Accord AJD-Société Suisse

L’AJD et la Société Suisse ont établi le 20/10/1989 un contrat destiné aux adhérents pour les assurances de prêt immobilier. La Société Suisse s’est engagée à limiter les surprimes liées à l’assurance de prêt immobilier. Si vous souhaitez monter un dossier, n’hésitez pas à contactez le secrétariat de l’AJD.

Assurances pour voyager

Sécurité sociale et frais médicaux

Sécurité Sociale en Europe


La carte européenne d’Assurance maladie est individuelle et nominative (même pour les enfants). Elle atteste de vos droits à l’Assurance maladie et permet la prise en charge de vos soins en Europe.
Si votre départ a lieu dans moins de quinze jours, votre caisse d’Assurance maladie peut vous fournir un certificat provisoire de remplacement qui atteste de vos droits. Il est valable trois mois et vous pourrez l’utiliser en attendant de recevoir votre carte.

Pour vous procurer cette carte, connectez- vous sur ameli.fr ou adressez-vous à votre caisse d’Assurance maladie au moins deux semaines avant votre départ.

Remboursement des frais médicaux

Chez le médecin, le pharmacien et dans les hôpitaux du service public, présentez votre carte ou votre certificat provisoire. Vos frais médicaux sont pris en charge dans les mêmes conditions qu’en France.
Dans le cas, où vous auriez des soins médicaux pendant votre séjour, et si vous deviez avancer les frais, garder les justificatifs ou factures, vous pourrez éventuellement être remboursé à votre retour en France.

Sécurité sociale hors Europe

Si vous partez en vacances dans un pays qui ne fait pas partie de l’Espace économique européen, vos soins médicaux reçus à l’étranger peuvent être pris en charge par votre caisse d’Assurance maladie. Vérifier que ce pays a signé un accord de Sécurité sociale avec la France.
Pour les pays n’ayant pas signé d’accord de Sécurité sociale avec la France, gardez vos justificatifs et factures acquittées, vous pourrez éventuellement être remboursé à votre retour en France.

Le rapatriement

95% des contrats d’assurance excluent la prise en charge d’un sinistre s’il est consécutif à un état pathologique connu au départ du voyage et susceptible de s’aggraver au cours de celui-ci. Le diabète devient donc une clause suspensive.

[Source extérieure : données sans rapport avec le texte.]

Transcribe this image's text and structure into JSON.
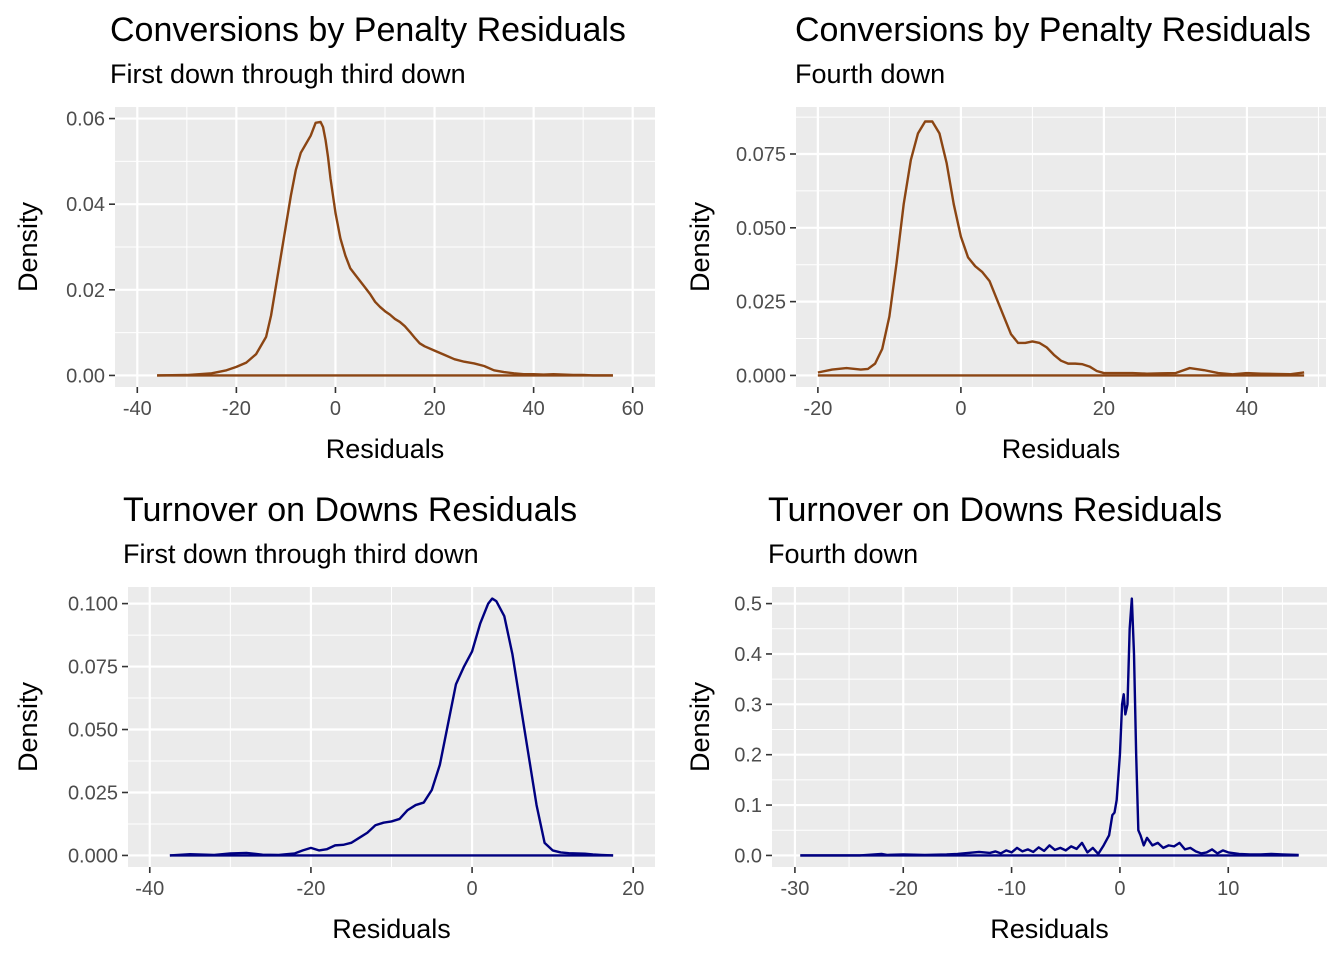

La MAIF et la FILIA MAIF seraient les seules assurances à couvrir les enfants et adultes ayant un diabète sans exclusion de ce type. La MAE ne couvrirait pas le rapatriement. D’autres assureurs acceptent de garantir à condition que l’assuré n’ait pas eu recours à une hospitalisation en relation avec sa maladie dans les 6 mois qui précèdent sa demande de prise en charge. Les mutuelles proposent peut être de meilleures garanties.

Etudier à l’étranger

Avant de partir à l’étranger, il est important de se renseigner sur sa couverture maladie, car elle diffère selon les pays.

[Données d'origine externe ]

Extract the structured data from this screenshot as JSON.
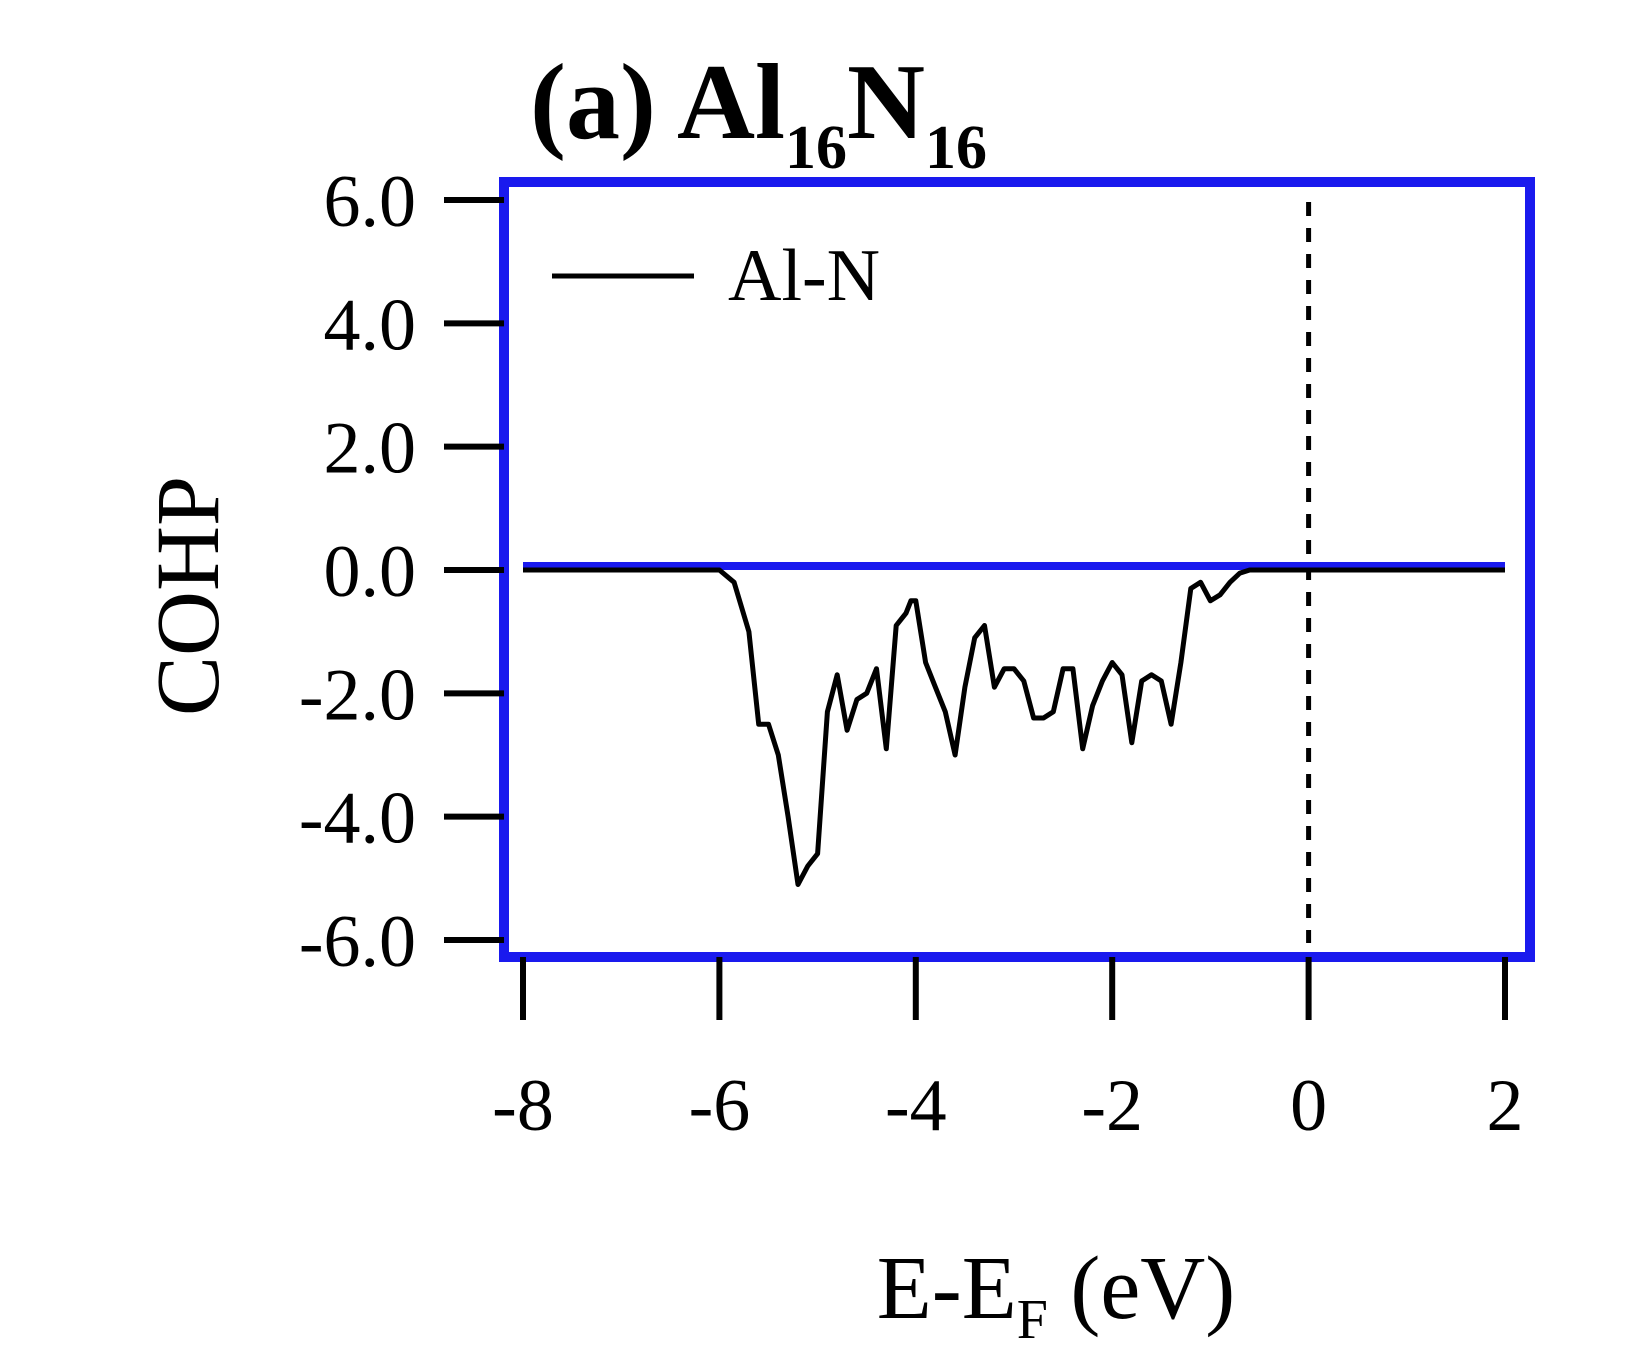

Un étudiant qui s’expatrie dans un pays de l’Espace économique européen tout en demeurant inscrit dans un établissement français relève, sauf exceptions du régime étudiant français de Sécurité sociale.

La carte européenne d’Assurance maladie permet la prise en charge des soins en Europe.
 Les frais médicaux sont pris en charge dans les mêmes conditions qu’en France. Il est également conseillé de se rapprocher de sa complémentaire santé afin de s’assurer de la prise en charge totale des frais médicaux.

Pour les jeunes souhaitant s’expatrier sur la base du volontariat sans être inclus dans le programme universitaire, ne bénéficie pas du régime étudiant de Sécurité sociale, même s’il choisit une faculté en Europe.

Il est donc nécessaire de souscrire une couverture santé de base, soit dans le pays d’accueil, soit en France auprès de la Caisse des Français de l’étranger (CFE) auquel il est recommandé d’associer une complémentaire santé.